L’enseignement supérieur était dans un état embryonnaire. Ce n’est qu’en 1974, que la Haute Volta va se doter de sa première université par mutation du centre d’enseignement supérieur CESUP. De ce fait la grande majorité des bacheliers étaient envoyés dans les universités de la sous-région et d’Europe. Tout élève bachelier âgé de 22 ans au plus, obtenait une bourse nationale qui lui donnait droit à la prise en charge de ses frais d’inscription et d’une allocation financière. Ceux qui avaient plus de de 22 ans pouvaient prétendre à une bourse d’études dans les pays communistes d’Europe de l’Est. Le pécule en 1975, était de 22 500 francs pour les étudiants de Ouagadougou, et lorsque je quittais en 1979, elle s’élevait à 35 000 francs CFA. Une grande majorité d’étudiants, militants des organisations d’étudiants, avaient une claire conscience des sacrifices consenties par le peuple voltaïque pour leur permettre de poursuivre des études. Ces étudiants percevaient leurs devoirs vis-à-vis de ces masses laborieuses. Ainsi beaucoup de nos étudiants de cette époque ont refusé des offres d’emploi dans les pays occidentaux où ils poursuivaient leurs études pour rentrer et servir le pays.

Sur le plan économique, la situation était loin d’être reluisante. L’activité commerciale, financière et industrielle était dominée par les grands groupes français et partiellement par l’Etat. Les parts de l’Etat, dans la plupart des sociétés, provenaient des   prêts consentis par la coopération internationale.

Au seuil de notre dépendance, et longtemps après, l’écho de la révolution bolchevique de 1917 en Russie résonnait toujours très fort dans les esprits.
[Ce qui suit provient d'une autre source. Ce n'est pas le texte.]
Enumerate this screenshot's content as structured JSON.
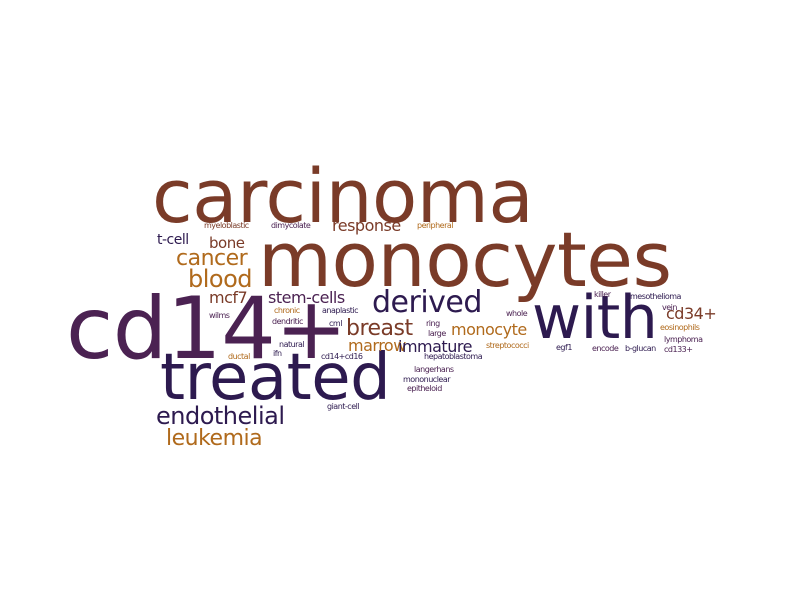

L’idéologie révolutionnaire communiste, dont le fondement était la libération de l’homme de toutes formes d’exploitations et le partage juste et équitable des richesses générés par les efforts des peuples  exerçaient un attrait très fort sur la jeunesse. En effet, la jeunesse, dans tous les pays du monde  est sensible, aux souffrances et à l’injustice, Les jeunes ont très soif de liberté et d’indépendance, de justice sociale. et par conséquent a envie de changer le monde pour le coller à leurs idéaux.

Les jeunes étudiants les plus dynamiques ou à qui on a pu expliquer les fondements de la révolution vont s’y engager avec enthousiaste et ardeur. Une  multitude d’organisations révolutionnaires ou communistes vont voir le jour et canaliser cette énergie dégagée par la jeunesse. 

Sur le plan international, beaucoup de pays à travers le monde, dont les pays africains Angola, Mozambique, Namibie, étaient toujours sous domination coloniale directe de pays occidentaux à régime capitaliste. Les patriotes organisés de ces pays avaient pris les armes menaient une lutte sans merci contre le colonisateur pour obtenir leur indépendance totale. Le peuple noir sud-africain était soumis à un apartheid fait d’humiliation et de privations de toutes sortes. Sous la conduite de leurs  leaders et de l’ANC, le peuple sud-africain portait des coups durs au régime raciste sud-africain qui  bénéficiaient du soutien des pays occidentaux capitalistes impérialistes

Ces peuples en lutte pour l’indépendance et à la liberté étaient soutenus par tous les patriotes africains progressistes, organisés principalement dans des partis d’obédience communiste et des organisations progressistes. Ces organisations en lutte bénéficiaient du soutien des pays communistes

Le monde était globalement divisé en deux camps antagoniques, le premier camp dominé par les Etats Unis, et le second camp dominé par les pays ayant choisi la voie du socialisme et du communisme. Ces deux camps se livraient à une guerre froide sans affrontement direct.

Les étudiants que nous étions, organisés au sein de l’AEVO et de l’UGEV soutenions fermement les luttes des peuples africains et de tous les peuples du monde sous dominations coloniales et impérialistes.